We’ve visited gardens all over Europe and these gardens are indeed something very special. Elaborate and perfectly maintained, the sheer scale and complexity of the design is extraordinary.
Garden of Love
The gardens are vast but divided into distinct, symmetrical sections so they are easy to explore. The best view of them is from the higher vantage points inside and outside the castle where you can look down and appreciate the complete designs and their meaning.
There is a small children’s play area integrated into the gardens and also a maze (although the one at Chenonceau is more interesting).

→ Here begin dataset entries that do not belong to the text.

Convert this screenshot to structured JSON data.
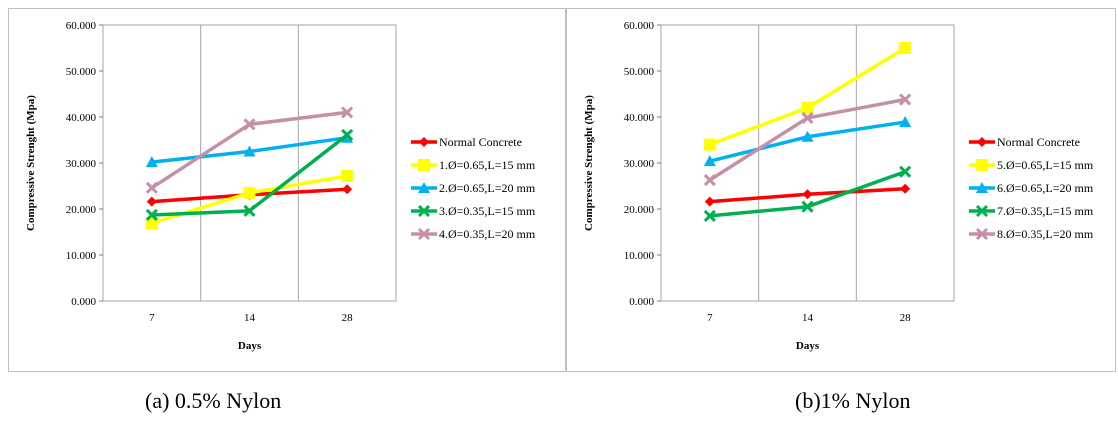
{
  "chart_data": [
    {
      "type": "line",
      "categories": [
        "7",
        "14",
        "28"
      ],
      "xlabel": "Days",
      "ylabel": "Compressive Strenght (Mpa)",
      "ylim": [
        0,
        60
      ],
      "yticks": [
        "0.000",
        "10.000",
        "20.000",
        "30.000",
        "40.000",
        "50.000",
        "60.000"
      ],
      "grid": "vertical",
      "legend": "right",
      "series": [
        {
          "name": "Normal Concrete",
          "values": [
            21.6,
            23.1,
            24.3
          ],
          "color": "#ff0000",
          "marker": "diamond"
        },
        {
          "name": "1.Ø=0.65,L=15 mm",
          "values": [
            16.9,
            23.5,
            27.2
          ],
          "color": "#ffff00",
          "marker": "square"
        },
        {
          "name": "2.Ø=0.65,L=20 mm",
          "values": [
            30.2,
            32.5,
            35.5
          ],
          "color": "#00b0f0",
          "marker": "triangle"
        },
        {
          "name": "3.Ø=0.35,L=15 mm",
          "values": [
            18.7,
            19.6,
            36.1
          ],
          "color": "#00b050",
          "marker": "x"
        },
        {
          "name": "4.Ø=0.35,L=20 mm",
          "values": [
            24.6,
            38.4,
            41.0
          ],
          "color": "#c390a8",
          "marker": "x"
        }
      ]
    },
    {
      "type": "line",
      "categories": [
        "7",
        "14",
        "28"
      ],
      "xlabel": "Days",
      "ylabel": "Compressive Strenght (Mpa)",
      "ylim": [
        0,
        60
      ],
      "yticks": [
        "0.000",
        "10.000",
        "20.000",
        "30.000",
        "40.000",
        "50.000",
        "60.000"
      ],
      "grid": "vertical",
      "legend": "right",
      "series": [
        {
          "name": "Normal Concrete",
          "values": [
            21.6,
            23.2,
            24.4
          ],
          "color": "#ff0000",
          "marker": "diamond"
        },
        {
          "name": "5.Ø=0.65,L=15 mm",
          "values": [
            34.0,
            42.0,
            55.0
          ],
          "color": "#ffff00",
          "marker": "square"
        },
        {
          "name": "6.Ø=0.65,L=20 mm",
          "values": [
            30.4,
            35.7,
            38.9
          ],
          "color": "#00b0f0",
          "marker": "triangle"
        },
        {
          "name": "7.Ø=0.35,L=15 mm",
          "values": [
            18.5,
            20.5,
            28.1
          ],
          "color": "#00b050",
          "marker": "x"
        },
        {
          "name": "8.Ø=0.35,L=20 mm",
          "values": [
            26.3,
            39.8,
            43.8
          ],
          "color": "#c390a8",
          "marker": "x"
        }
      ]
    }
  ],
  "captions": [
    "(a) 0.5% Nylon",
    "(b)1% Nylon"
  ]
}
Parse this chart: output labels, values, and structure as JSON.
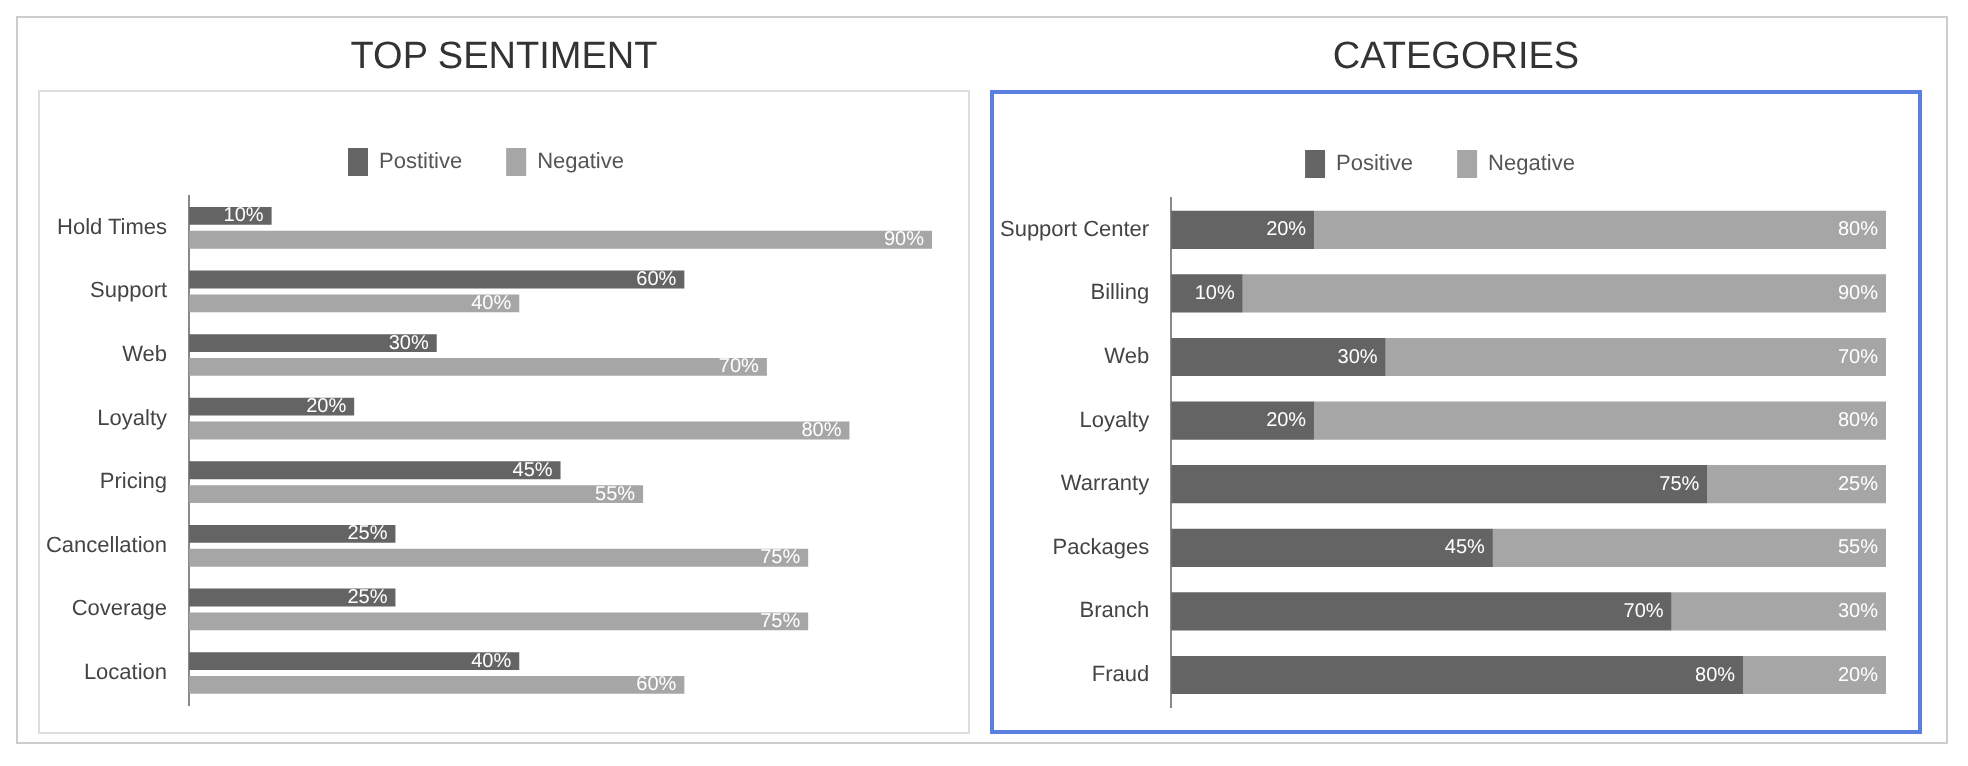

Tip: We used the audio guide here. This is an example of one where the content was just fair with no version just for kids (they have a French kids version), but using it kept them engaged.
The inside of Château de Villandry is interesting but not memorable. If you are short for time or attention, I’d skip the castle interior and just visit the gardens (ensuring you go high in the gardens for a view from above).
Leonardo da Vinci’s last residence
Château du Clos Lucé was Leonardo da Vinci’s last home. Located in the picturesque town of Amboise in the heart of the Loire Valley, this is a not-to-be-missed attraction for school-age and up kids visiting the area.
Inventions galore in the basement of Château du Clos Lucé
You start the visit with a tour of the castle interior and see where and how he lived. The fun, however, begins in the basement where models of many of his inventions are on display. His far-reaching visions include an early airplane, bicycle, tank — it seems there is little he didn’t think about.
Life-size models for exploring
When you enter the garden after the castle tour, an array of da Vinci’s models are full-size and “working.” Kids can step inside the tank he designed and turn it in circles, walk across his drawbridge, and “shoot” a cannon. In short, they can spin, touch, and explore many of his fascinating inventions. There’s a playground and picnic grounds too. Kid heaven!
You can visit castles in the Loire Valley all day every day and never run out of places to see. Other area activities include visiting Troglodyte caves where people used to live and work. Canoeing, biking, and hiking are all plentiful for active families. As are an innumerable amount of interesting, historic villages.
If You Go
We stayed at Le Fleuray near Amboise. This hotel is in an absolutely ideal central location for exploring the Loire Valley. The owners go out of their way to create a family-friendly atmosphere. Rooms are spacious, comfortable, and spotless and there is plenty of room for kids to run and play. Pricing for rooms and meals is quite reasonable for the quality.